For a Fantasy/Action movie, that’s amazingly nuanced moral thought.
Now, this has been discussed before elsewhere, and if that was all I had to say on the topic, I probably wouldn’t have bothered with this post. But as I’ve pondered this theme I’ve come up with a different question.
The trick of the movie was to get us to see a Monster Race as People. But here’s the rub: the protagonist of the movie isn’t any more human than the Jotun are. It’s easy for us to see him as People because he looks like us…but who does he see as People? Or rather, since Thor seems to be extraordinary in a lot of ways (both good and bad) who would Asgardians consider to be people?
At first, you might think this would be an easy question. Asgardians and humans look alike, and there’s no history of hatred between the two. But once you get past superficialities, you realize that Asgardians and Jotun share a lot of traits that humans don’t.
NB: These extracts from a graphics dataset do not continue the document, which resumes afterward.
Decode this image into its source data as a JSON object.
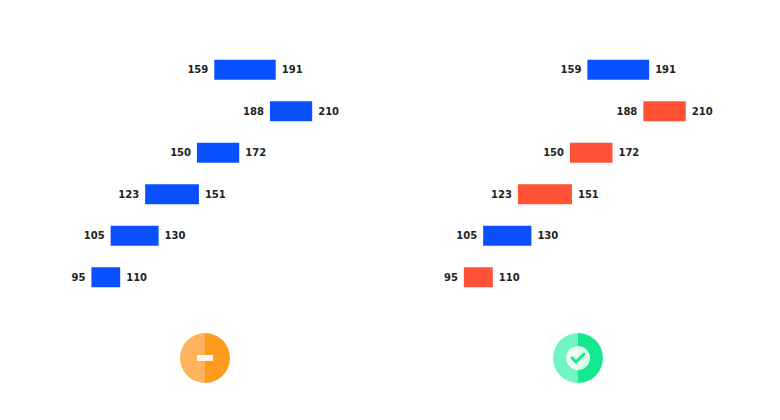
{
  "chart_data": [
    {
      "type": "bar",
      "orientation": "horizontal",
      "categories": [
        null,
        null,
        null,
        null,
        null,
        null
      ],
      "values": [
        [
          159,
          191
        ],
        [
          188,
          210
        ],
        [
          150,
          172
        ],
        [
          123,
          151
        ],
        [
          105,
          130
        ],
        [
          95,
          110
        ]
      ],
      "color": "#0a50ff",
      "xlim": [
        50,
        250
      ],
      "data_labels": true,
      "tick_labels": false,
      "grid": false
    },
    {
      "type": "bar",
      "orientation": "horizontal",
      "categories": [
        null,
        null,
        null,
        null,
        null,
        null
      ],
      "values": [
        [
          159,
          191
        ],
        [
          188,
          210
        ],
        [
          150,
          172
        ],
        [
          123,
          151
        ],
        [
          105,
          130
        ],
        [
          95,
          110
        ]
      ],
      "colors": [
        "#0a50ff",
        "#ff5236",
        "#ff5236",
        "#ff5236",
        "#0a50ff",
        "#ff5236"
      ],
      "xlim": [
        50,
        250
      ],
      "data_labels": true,
      "tick_labels": false,
      "grid": false
    }
  ]
}
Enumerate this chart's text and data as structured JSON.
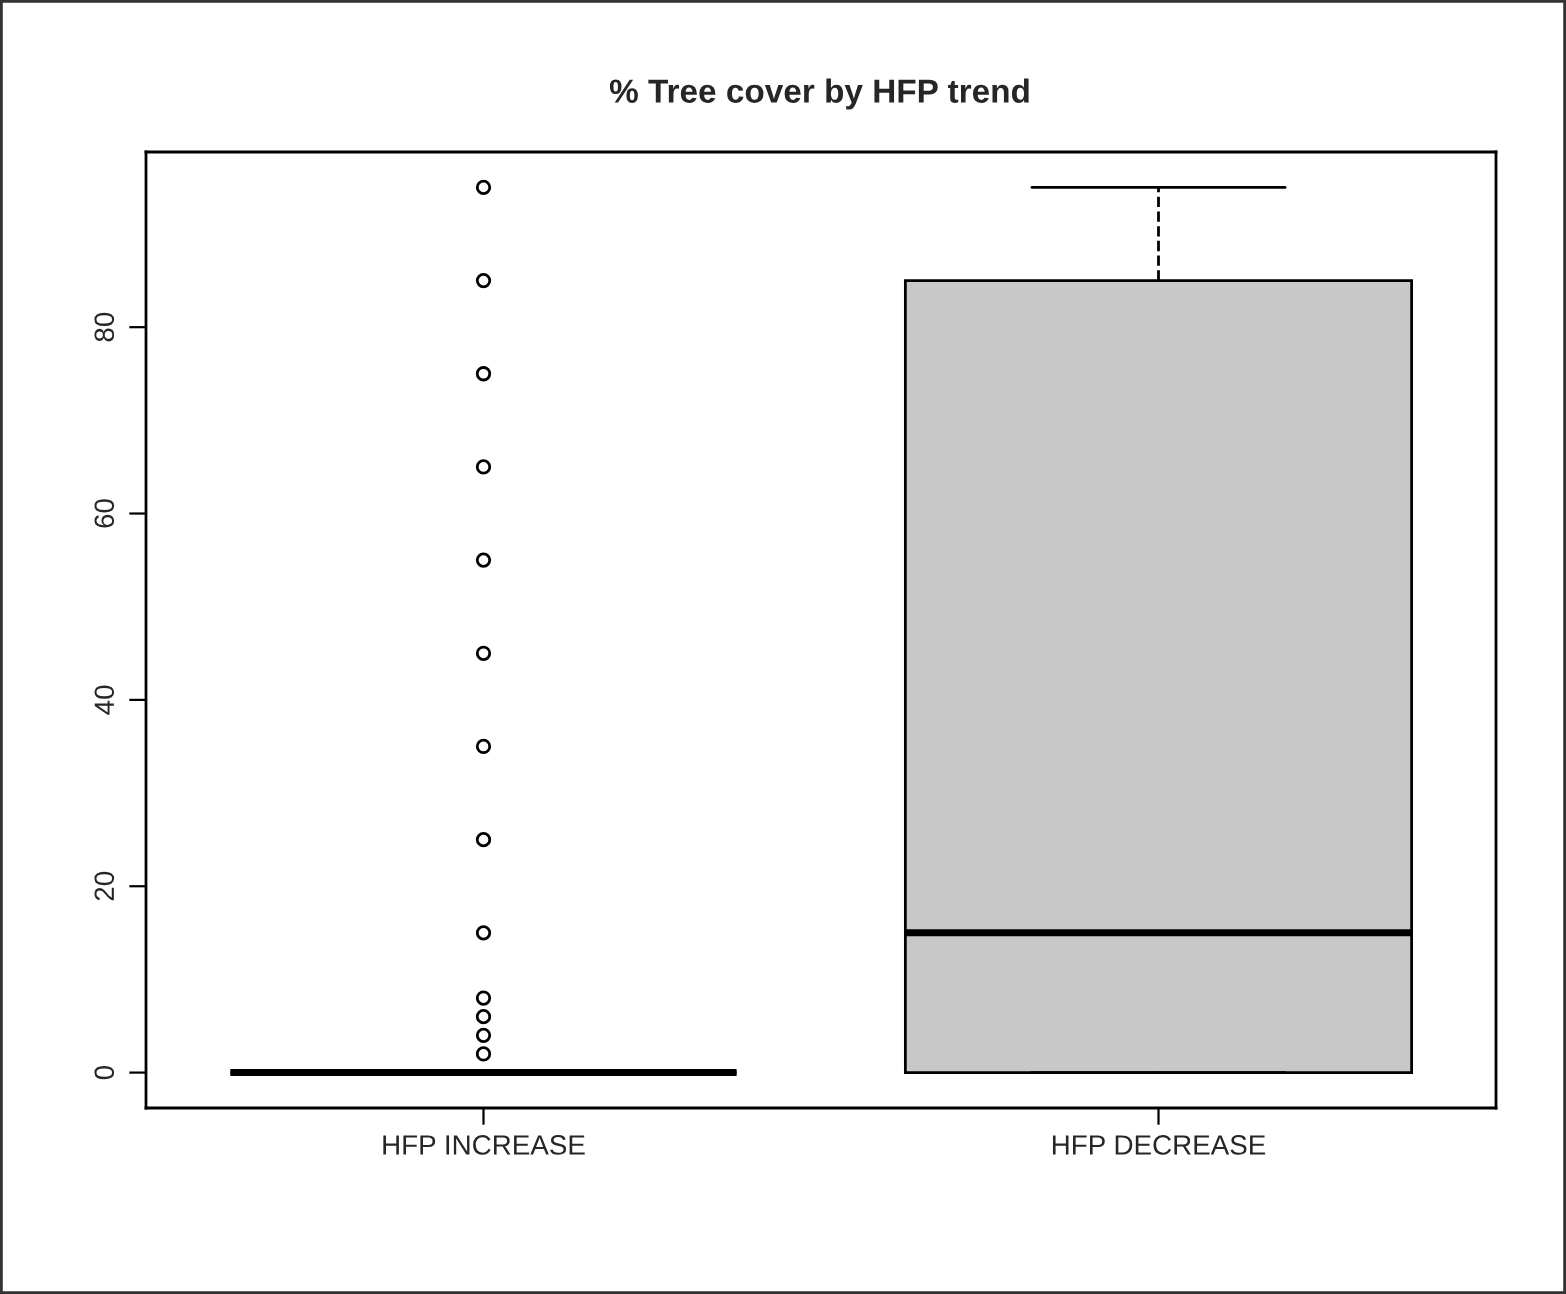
{
  "chart_data": {
    "type": "box",
    "title": "% Tree cover by HFP trend",
    "categories": [
      "HFP INCREASE",
      "HFP DECREASE"
    ],
    "boxes": [
      {
        "low": 0,
        "q1": 0,
        "median": 0,
        "q3": 0,
        "high": 0,
        "outliers": [
          2,
          4,
          6,
          8,
          15,
          25,
          35,
          45,
          55,
          65,
          75,
          85,
          95
        ]
      },
      {
        "low": 0,
        "q1": 0,
        "median": 15,
        "q3": 85,
        "high": 95
      }
    ],
    "colors": [
      "#000000",
      "#c8c8c8"
    ],
    "ylim": [
      -3.8,
      98.8
    ],
    "yticks": [
      0,
      20,
      40,
      60,
      80
    ],
    "legend": false
  }
}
Both races have vastly greater lifespans than humans: Loki was an infant at the time of the Jotun invasion of Earth; 1,000 years later he’d grown to full but young manhood (Tom Hiddleston was 30 at the time Thor came out). In the same time, Odin had gone from robust maturity to retirement age.
(Incidentally, I first saw Thor in the theatres with a friend from Sweden. She was very upset that Movie!Odin lost his eye in battle.)
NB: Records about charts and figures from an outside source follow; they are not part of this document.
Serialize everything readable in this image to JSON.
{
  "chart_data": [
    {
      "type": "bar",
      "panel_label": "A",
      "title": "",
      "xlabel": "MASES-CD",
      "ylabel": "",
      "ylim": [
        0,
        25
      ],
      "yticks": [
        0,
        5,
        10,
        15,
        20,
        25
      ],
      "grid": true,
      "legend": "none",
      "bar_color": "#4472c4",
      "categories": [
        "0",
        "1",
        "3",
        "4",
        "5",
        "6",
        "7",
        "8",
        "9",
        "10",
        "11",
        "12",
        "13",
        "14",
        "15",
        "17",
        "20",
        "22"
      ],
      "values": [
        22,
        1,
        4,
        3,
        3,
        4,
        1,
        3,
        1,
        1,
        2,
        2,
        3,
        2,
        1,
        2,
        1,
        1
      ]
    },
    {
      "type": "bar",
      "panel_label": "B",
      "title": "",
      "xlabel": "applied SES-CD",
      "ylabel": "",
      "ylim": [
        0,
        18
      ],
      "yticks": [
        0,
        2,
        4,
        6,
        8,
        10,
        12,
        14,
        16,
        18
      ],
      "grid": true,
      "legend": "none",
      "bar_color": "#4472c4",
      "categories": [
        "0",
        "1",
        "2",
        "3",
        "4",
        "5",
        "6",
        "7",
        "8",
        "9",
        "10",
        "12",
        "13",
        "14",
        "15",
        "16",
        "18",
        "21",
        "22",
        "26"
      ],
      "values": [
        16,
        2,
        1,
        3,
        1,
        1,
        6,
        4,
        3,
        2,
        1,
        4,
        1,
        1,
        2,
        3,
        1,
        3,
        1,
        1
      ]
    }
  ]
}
In other words, for both Asgardians and Frost Giants, a millenium seems to be equivalent to 25-30 human years. Odin and Laufey can both probably trace their ancestry back to well before the human race even existed. This alone would be enough to create an unbridgeable gulf between the perspective of our species and the perspective shared by theirs, but that’s just the beginning.
Both races have strength and endurance far beyond human – Loki, a frost giant runt no stronger or tougher than the average athletic Asgardian suffers a beating from the Hulk with no permanent injury – to say nothing of other superhuman abilities (Frost Giants all seem to share their cold-based powers. Odin and Heimdall’s powers are more unique, but seem just as innate.). And of course, both have an understanding of the universe that seems to erase the differences between science and magic, and not just because their science is so advanced (Mjolnir doesn’t seem to have a lot of moving parts, for example).
In the end, the Asgardians and the Jotun probably see each other like the USA and USSR saw each other during the Cold War: enemies, even monsters, but all the more terrible because they’re Like Us, equals to Us, a dark reflection.
Meanwhile, humans are a weak, fragile, pathetically short-lived and primitive race, which one side considers theirs to slaughter at will, the other theirs to protect.
Asgard has a treaty and diplomatic relations, however tenuous and hostile, with Jotunheim. Asgard’s relations with Earth consist of the crown prince unilaterally declaring himself Earth’s protector. Loki kills, torments and enslaves humans not because he hates us for our own sake, but because he wants to upset Thor. And it apparently used to be a Thing among young and adventurous Asgardians (Thor and Fandral at the very least) to visit Earth and wow the locals with”Godlike Powers” that wouldn’t impress anyone in a world where people really know what’s going on.
So who are the real people here? Not us. To the average Asgardian, even Thor until recently, we’re pets.